Remembering Cleveland's Infamous Blizzard of 1978

Ralph DiMatteo History

Cleveland Blizzard 1978

January 25th, 1978: A date no Clevelander could ever forget 

It was a day the weather forecasters had been saying was coming, but nothing could have possibly prepared Clevelanders for the blizzard that descended upon the area on Wednesday January 25th, 1978, lasting though Friday, January 27th.

For anyone that lived through it, it was truly Cleveland’s once-in-a-lifetime “perfect storm."

When you think of blizzard, you usually think first of snow, but this particular event was more about the vicious and biting winds that gusted up to 70 miles an hour consistently throughout the day. Actual snowfalls were estimated at between 5-15 inches, a wide range made difficult to accurately measure because the howling winds caused snow to fall literally sideways, creating drifts of 20 feet or better.

Many people may not remember that the storm began as rain, but quickly turned to very heavy and wet snow. Then, combining with the unforgiving winds, driving conditions were made virtually impossible at the peak of things the next day, January 26th. Many drivers spent a few days in their cars wherever they were stranded. Parking lots, side streets, and even closed highways became temporary residences for stranded motorists until enough snow could be cleared for them to move on.

I had the opportunity to listen to some of these personal recollections on Cleveland’s WTAM recently. People told stories of huddling for warmth, walking to local stores the next day to get something to eat or even fuel to keep the car heaters running.

There were also stories about the Ohio National Guard dropping packages on those closed highways that contained food and other supplies until stranded motorists could get on their way.

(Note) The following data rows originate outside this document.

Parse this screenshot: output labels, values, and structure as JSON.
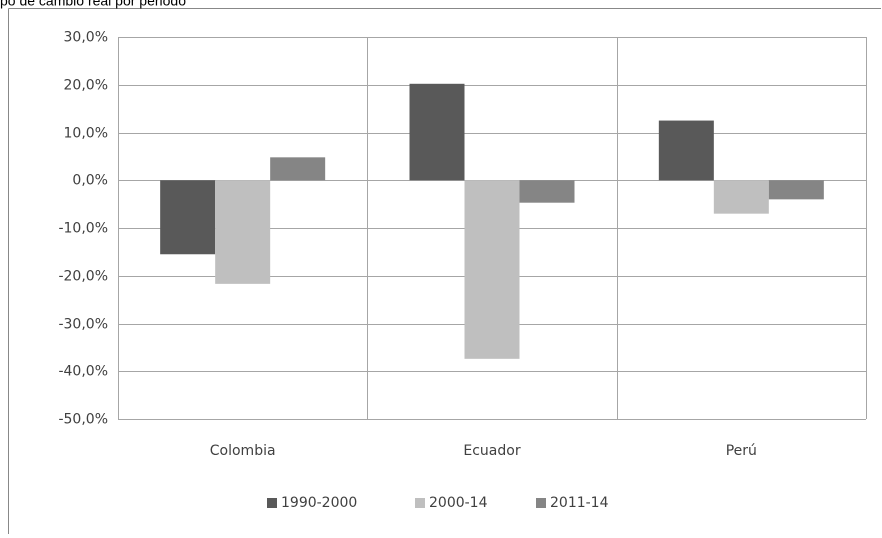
{
  "chart_data": {
    "type": "bar",
    "title": "po de cambio real por periodo",
    "categories": [
      "Colombia",
      "Ecuador",
      "Perú"
    ],
    "series": [
      {
        "name": "1990-2000",
        "color": "#595959",
        "values": [
          -15.5,
          20.2,
          12.5
        ]
      },
      {
        "name": "2000-14",
        "color": "#bfbfbf",
        "values": [
          -21.7,
          -37.4,
          -7.0
        ]
      },
      {
        "name": "2011-14",
        "color": "#858585",
        "values": [
          4.8,
          -4.7,
          -4.0
        ]
      }
    ],
    "ylim": [
      -50,
      30
    ],
    "yticks": [
      {
        "value": -50,
        "label": "-50,0%"
      },
      {
        "value": -40,
        "label": "-40,0%"
      },
      {
        "value": -30,
        "label": "-30,0%"
      },
      {
        "value": -20,
        "label": "-20,0%"
      },
      {
        "value": -10,
        "label": "-10,0%"
      },
      {
        "value": 0,
        "label": "0,0%"
      },
      {
        "value": 10,
        "label": "10,0%"
      },
      {
        "value": 20,
        "label": "20,0%"
      },
      {
        "value": 30,
        "label": "30,0%"
      }
    ],
    "grid": true,
    "legend": "bottom"
  }
}
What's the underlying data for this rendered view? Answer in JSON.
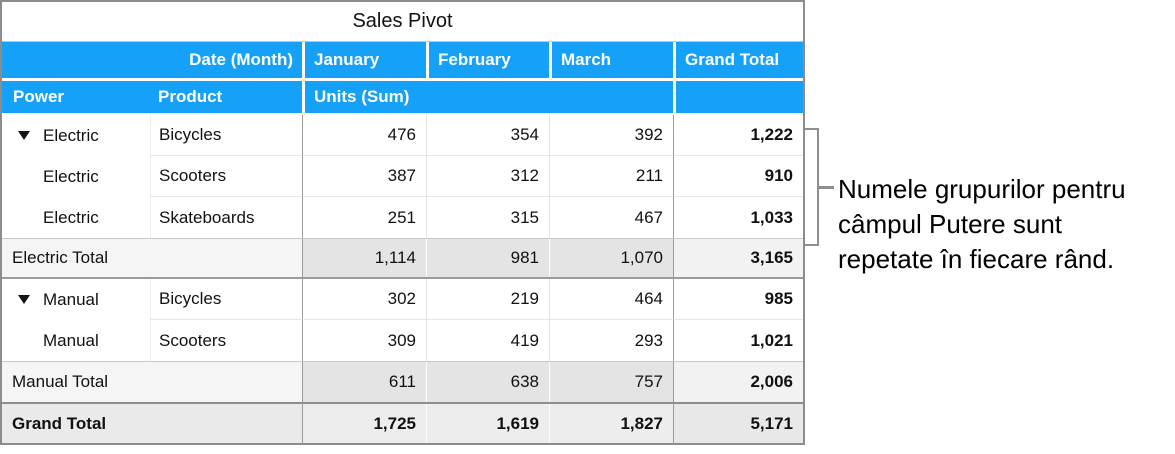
{
  "title": "Sales Pivot",
  "header": {
    "date_month_label": "Date (Month)",
    "month_columns": [
      "January",
      "February",
      "March"
    ],
    "grand_total_label": "Grand Total",
    "power_label": "Power",
    "product_label": "Product",
    "units_label": "Units (Sum)"
  },
  "groups": [
    {
      "rows": [
        {
          "power": "Electric",
          "product": "Bicycles",
          "jan": "476",
          "feb": "354",
          "mar": "392",
          "total": "1,222"
        },
        {
          "power": "Electric",
          "product": "Scooters",
          "jan": "387",
          "feb": "312",
          "mar": "211",
          "total": "910"
        },
        {
          "power": "Electric",
          "product": "Skateboards",
          "jan": "251",
          "feb": "315",
          "mar": "467",
          "total": "1,033"
        }
      ],
      "total_row": {
        "label": "Electric Total",
        "jan": "1,114",
        "feb": "981",
        "mar": "1,070",
        "total": "3,165"
      }
    },
    {
      "rows": [
        {
          "power": "Manual",
          "product": "Bicycles",
          "jan": "302",
          "feb": "219",
          "mar": "464",
          "total": "985"
        },
        {
          "power": "Manual",
          "product": "Scooters",
          "jan": "309",
          "feb": "419",
          "mar": "293",
          "total": "1,021"
        }
      ],
      "total_row": {
        "label": "Manual Total",
        "jan": "611",
        "feb": "638",
        "mar": "757",
        "total": "2,006"
      }
    }
  ],
  "grand_total_row": {
    "label": "Grand Total",
    "jan": "1,725",
    "feb": "1,619",
    "mar": "1,827",
    "total": "5,171"
  },
  "annotation": {
    "text": "Numele grupurilor pentru câmpul Putere sunt repetate în fiecare rând.",
    "lines": [
      "Numele grupurilor pentru",
      "câmpul Putere sunt",
      "repetate în fiecare rând."
    ]
  },
  "colors": {
    "header_blue": "#16A1F8",
    "header_text": "#FFFFFF",
    "total_cell_gray": "#E4E4E4",
    "total_label_gray": "#F5F5F5",
    "grand_row_gray": "#EDEDED",
    "strong_border_gray": "#9B9B9B",
    "bracket_gray": "#8E8E8E"
  }
}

I grew up in Maple Heights and played on the city’s club hockey team, which gave me a leg up on getting a job working at one of the city’s two outdoor skating rinks in both 1977 and 1978. Considering how you may remember that those are the two worst years on record for snow in the Cleveland area, I believe to this day that that should tell you all you need to know about my luck.

I can vividly remember constantly manning a snow blower to clear space not only outside the rink for access, but off the rink itself because the Zamboni would not have been able to handle to handle that much snow.

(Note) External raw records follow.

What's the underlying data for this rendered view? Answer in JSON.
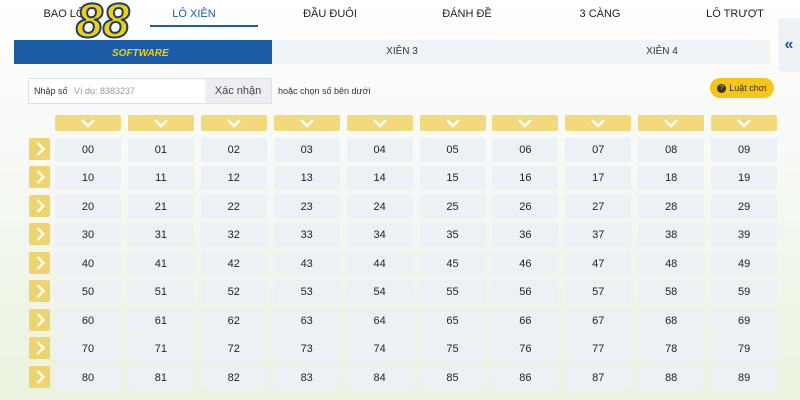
{
  "tabs": [
    "BAO LÔ",
    "LÔ XIÊN",
    "ĐẦU ĐUÔI",
    "ĐÁNH ĐỀ",
    "3 CÀNG",
    "LÔ TRƯỢT"
  ],
  "logo": {
    "mark": "88",
    "caption": "SOFTWARE"
  },
  "subtabs": [
    "XIÊN 3",
    "XIÊN 4"
  ],
  "input": {
    "label": "Nhập số",
    "placeholder": "Ví dụ: 8383237",
    "button": "Xác nhận",
    "hint": "hoặc chọn số bên dưới"
  },
  "rules_button": "Luật chơi",
  "collapse": "«",
  "grid": {
    "rows": [
      [
        "00",
        "01",
        "02",
        "03",
        "04",
        "05",
        "06",
        "07",
        "08",
        "09"
      ],
      [
        "10",
        "11",
        "12",
        "13",
        "14",
        "15",
        "16",
        "17",
        "18",
        "19"
      ],
      [
        "20",
        "21",
        "22",
        "23",
        "24",
        "25",
        "26",
        "27",
        "28",
        "29"
      ],
      [
        "30",
        "31",
        "32",
        "33",
        "34",
        "35",
        "36",
        "37",
        "38",
        "39"
      ],
      [
        "40",
        "41",
        "42",
        "43",
        "44",
        "45",
        "46",
        "47",
        "48",
        "49"
      ],
      [
        "50",
        "51",
        "52",
        "53",
        "54",
        "55",
        "56",
        "57",
        "58",
        "59"
      ],
      [
        "60",
        "61",
        "62",
        "63",
        "64",
        "65",
        "66",
        "67",
        "68",
        "69"
      ],
      [
        "70",
        "71",
        "72",
        "73",
        "74",
        "75",
        "76",
        "77",
        "78",
        "79"
      ],
      [
        "80",
        "81",
        "82",
        "83",
        "84",
        "85",
        "86",
        "87",
        "88",
        "89"
      ]
    ]
  }
}
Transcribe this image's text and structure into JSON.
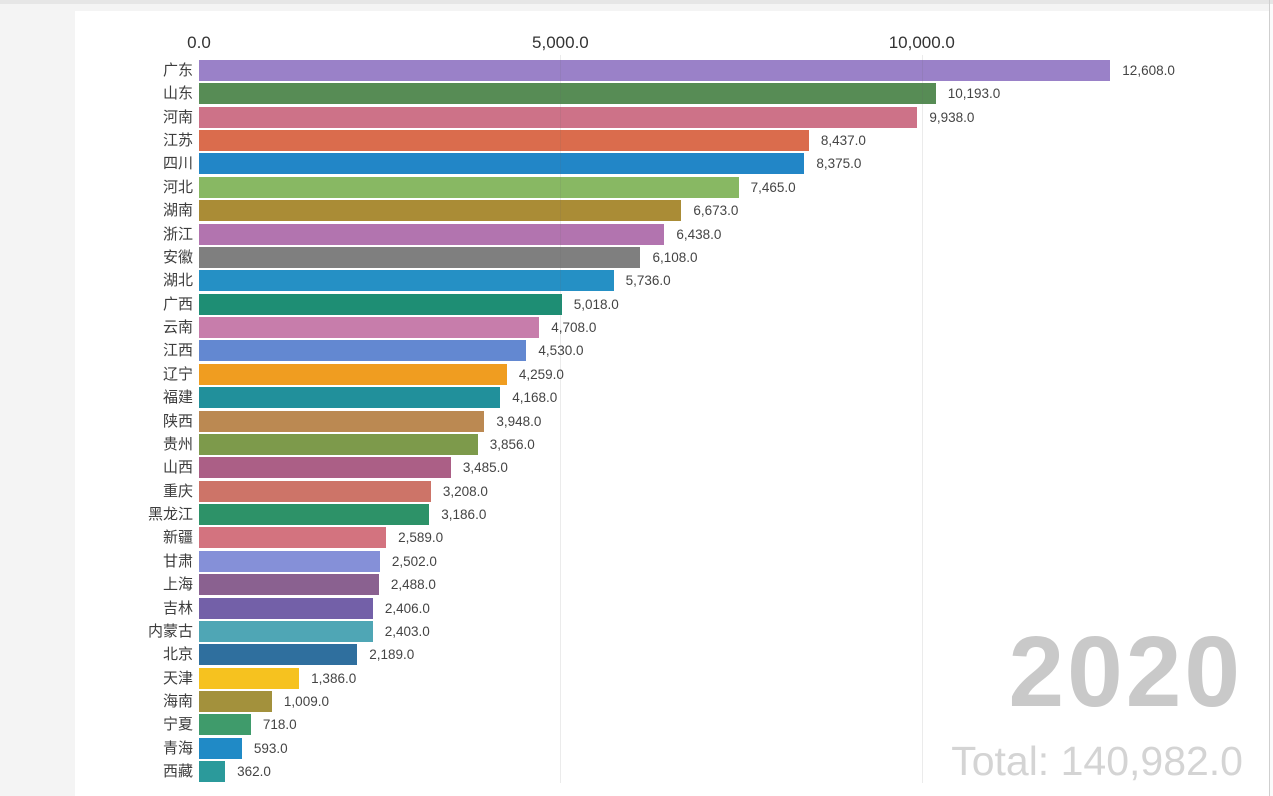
{
  "page": {
    "background": "#f4f4f4",
    "panel_background": "#ffffff"
  },
  "year_overlay": {
    "year": "2020",
    "year_color": "#c9c9c9",
    "total_text": "Total: 140,982.0",
    "total_color": "#d4d4d4"
  },
  "chart_data": {
    "type": "bar",
    "orientation": "horizontal",
    "title": "",
    "xlabel": "",
    "ylabel": "",
    "grid": true,
    "axis_position": "top",
    "xlim": [
      0,
      14860
    ],
    "x_ticks": [
      0,
      5000,
      10000
    ],
    "x_tick_labels": [
      "0.0",
      "5,000.0",
      "10,000.0"
    ],
    "categories": [
      "广东",
      "山东",
      "河南",
      "江苏",
      "四川",
      "河北",
      "湖南",
      "浙江",
      "安徽",
      "湖北",
      "广西",
      "云南",
      "江西",
      "辽宁",
      "福建",
      "陕西",
      "贵州",
      "山西",
      "重庆",
      "黑龙江",
      "新疆",
      "甘肃",
      "上海",
      "吉林",
      "内蒙古",
      "北京",
      "天津",
      "海南",
      "宁夏",
      "青海",
      "西藏"
    ],
    "values": [
      12608,
      10193,
      9938,
      8437,
      8375,
      7465,
      6673,
      6438,
      6108,
      5736,
      5018,
      4708,
      4530,
      4259,
      4168,
      3948,
      3856,
      3485,
      3208,
      3186,
      2589,
      2502,
      2488,
      2406,
      2403,
      2189,
      1386,
      1009,
      718,
      593,
      362
    ],
    "value_labels": [
      "12,608.0",
      "10,193.0",
      "9,938.0",
      "8,437.0",
      "8,375.0",
      "7,465.0",
      "6,673.0",
      "6,438.0",
      "6,108.0",
      "5,736.0",
      "5,018.0",
      "4,708.0",
      "4,530.0",
      "4,259.0",
      "4,168.0",
      "3,948.0",
      "3,856.0",
      "3,485.0",
      "3,208.0",
      "3,186.0",
      "2,589.0",
      "2,502.0",
      "2,488.0",
      "2,406.0",
      "2,403.0",
      "2,189.0",
      "1,386.0",
      "1,009.0",
      "718.0",
      "593.0",
      "362.0"
    ],
    "bar_colors": [
      "#9a81c8",
      "#578c55",
      "#cd7288",
      "#da6c4d",
      "#2286c7",
      "#88b863",
      "#aa8c36",
      "#b274af",
      "#7f7f7f",
      "#2590c5",
      "#1e8e74",
      "#c77dab",
      "#6388d1",
      "#f09d20",
      "#21909b",
      "#bb8952",
      "#7d9a4b",
      "#ab5f86",
      "#cd7468",
      "#2d9268",
      "#d3737f",
      "#8590d8",
      "#8a6190",
      "#7360a8",
      "#4fa6b5",
      "#2f6f9e",
      "#f6c21f",
      "#a3913c",
      "#3f9b6b",
      "#208ac6",
      "#2b9a9b"
    ],
    "year": "2020",
    "total": 140982
  }
}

Sadly, 51 souls lost their lives because of the storm. The Ohio National Guard activated 5,000 members to assist with rescues and anyone with a four-wheel vehicle were also asked to help with transporting people to hospitals, including doctors and nurses so they could help those injured. Incredibly, from January 26th through the 27th, the Ohio Turnpike was closed completely across the state for the first time ever.

For those of us that lived through it, it’s very surreal to try and explain it to others, because no two people’s memories or experiences about this storm will be exactly the same. For me, it’s enough to have survived it and to be able to tell the incredible tale of Cleveland’s Perfect Storm.